Magdalena Gomez Gregorio hugged her father for the first time in months after she tearfully begged in front of reporters for his release following a massive immigration sweep in Mississippi.

Her father, Andres Gomez-Jorge, was released from immigration detention last week after relatives and friends raised funds to pay his $7,500 bond.

His daughter's voice was heard around the world in a video that went viral after immigration authorities rounded up hundreds of undocumented workers at several Mississippi food processing plants in early August.

"I need my dad. ... He's not a criminal," Magdalena said, sobbing as she waited with other children at a local gym that offered food and shelter on the day of the raids to children whose parents had been taken.

Gomez-Jorge had been working at the Morton Koch Foods plant in Morton, Mississippi when the raids occurred. His wife, Juana, who asked to be identified only by her first name out of fear for her family's safety, didn't sleep for days while waiting for word about her husband.

Now, the couple and their four children are "extremely happy" to be reunited but are unsure of what their future holds.

"I don't know what I will do. I don't know what will happen," Gomez-Jorge said, when asked about his plans.

He has not received a court date just yet and is struggling to find work. He wants to work in construction but he says jobs are scarce because it is starting to get cold.

Because Gomez-Jorge brings in all the income and is currently unemployed, the family of six has been surviving on donations of food and money.

No charges against employers

Three months after the raids, there are still no charges filed against any of the owners or companies involved in employing the more than 650 undocumented workers that were detailed after the raids.

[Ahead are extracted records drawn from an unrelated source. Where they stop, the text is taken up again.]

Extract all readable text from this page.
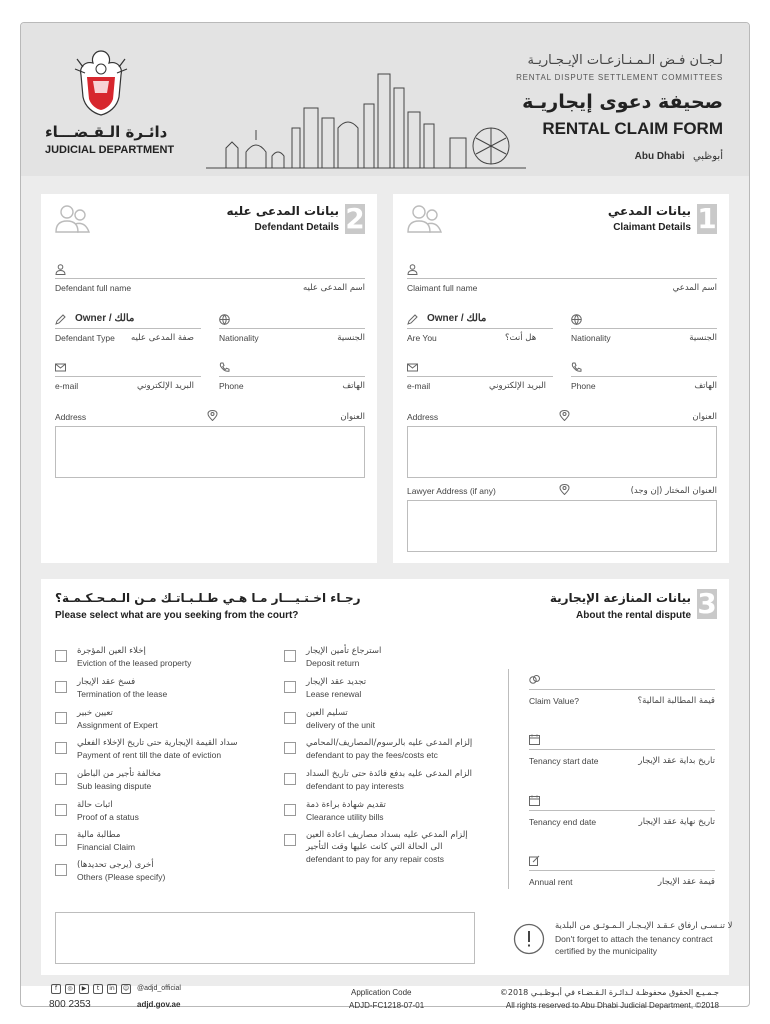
دائـرة الـقـضـــاء
JUDICIAL DEPARTMENT
لـجـان فـض الـمـنـازعـات الإيـجـاريـة
RENTAL DISPUTE SETTLEMENT COMMITTEES
صحيفة دعوى إيجاريـة
RENTAL CLAIM FORM
Abu Dhabi أبوظبي
2
بيانات المدعى عليه
Defendant Details
Defendant full name	اسم المدعى عليه
Owner / مالك
Defendant Type صفة المدعى عليه	Nationality	الجنسية
e-mail	البريد الإلكتروني	Phone	الهاتف
Address	العنوان
1
بيانات المدعي
Claimant Details
Claimant full name	اسم المدعي
Owner / مالك
Are You	هل أنت؟	Nationality	الجنسية
e-mail	البريد الإلكتروني	Phone	الهاتف
Address	العنوان
Lawyer Address (if any)	العنوان المختار (إن وجد)
3
بيانات المنازعة الإيجارية
About the rental dispute
رجـاء اخـتـيـــار مـا هـي طـلـبـاتـك مـن الـمـحـكـمـة؟
Please select what are you seeking from the court?
إخلاء العين المؤجرة
Eviction of the leased property
فسخ عقد الإيجار
Termination of the lease
تعيين خبير
Assignment of Expert
سداد القيمة الإيجارية حتى تاريخ الإخلاء الفعلي
Payment of rent till the date of eviction
مخالفة تأجير من الباطن
Sub leasing dispute
اثبات حالة
Proof of a status
مطالبة مالية
Financial Claim
أخرى (يرجى تحديدها)
Others (Please specify)
استرجاع تأمين الإيجار
Deposit return
تجديد عقد الإيجار
Lease renewal
تسليم العين
delivery of the unit
إلزام المدعى عليه بالرسوم/المصاريف/المحامي
defendant to pay the fees/costs etc
الزام المدعى عليه بدفع فائدة حتى تاريخ السداد
defendant to pay interests
تقديم شهادة براءة ذمة
Clearance utility bills
إلزام المدعي عليه بسداد مصاريف اعادة العين
الى الحالة التي كانت عليها وقت التأجير
defendant to pay for any repair costs
Claim Value?	قيمة المطالبة المالية؟
Tenancy start date	تاريخ بداية عقد الإيجار
Tenancy end date	تاريخ نهاية عقد الإيجار
Annual rent	قيمة عقد الإيجار
لا تنـسـى ارفاق عـقـد الإيـجـار الـمـوثـق من البلدية
Don't forget to attach the tenancy contract
certified by the municipality
f	◎	▶	t	in	☺ @adjd_official
800 2353	adjd.gov.ae
Application Code
ADJD-FC1218-07-01
©2018 جـمـيـع الحقوق محفوظـة لـدائـرة الـقـضـاء في أبـوظـبـي
All rights reserved to Abu Dhabi Judicial Department, ©2018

Affidavits made public after the historic August 7 raids showed federal agents suspected that the food processing plants unlawfully hired undocumented workers.

On Thursday, several Democratic lawmakers from the House of Representatives Committee on Homeland Security questioned an ICE official at a hearing Mississippi, and pressed him to explain why no employers have faced charges.

Jere Miles, special agent in charge of Homeland Security Investigations' New Orleans office, told committee members that no employers had been arrested as a result of the raids, noting that the investigation was ongoing.

Investigators seized 850,000 documents and 22 terabytes of information, he said.

Two of the raided chicken processing plants have said they followed local and federal laws and participated in E-Verify, which is used to confirm employment eligibility for workers. Officials at two other plants did not respond to CNN's previous requests for comment.

"As I'm assuming all of you understand, it is a lengthy process to build a criminal prosecution," noting that executing search warrants is "not the final step."

"Seven months from now or a year from now when we finalize the investigation," he said, "there will be nobody thanking us for it."

That explanation didn't sit well with Democratic Rep. Al Green of Texas.

"You knew before you came that laws were being broken, but you picked on the undocumented person to the exclusion of the employers," Green said. "This is not the way we treat people in the United States of America."

Dozens of workers have been been indicted on charges ranging from illegal reentry to misuse of social security numbers, according to court documents.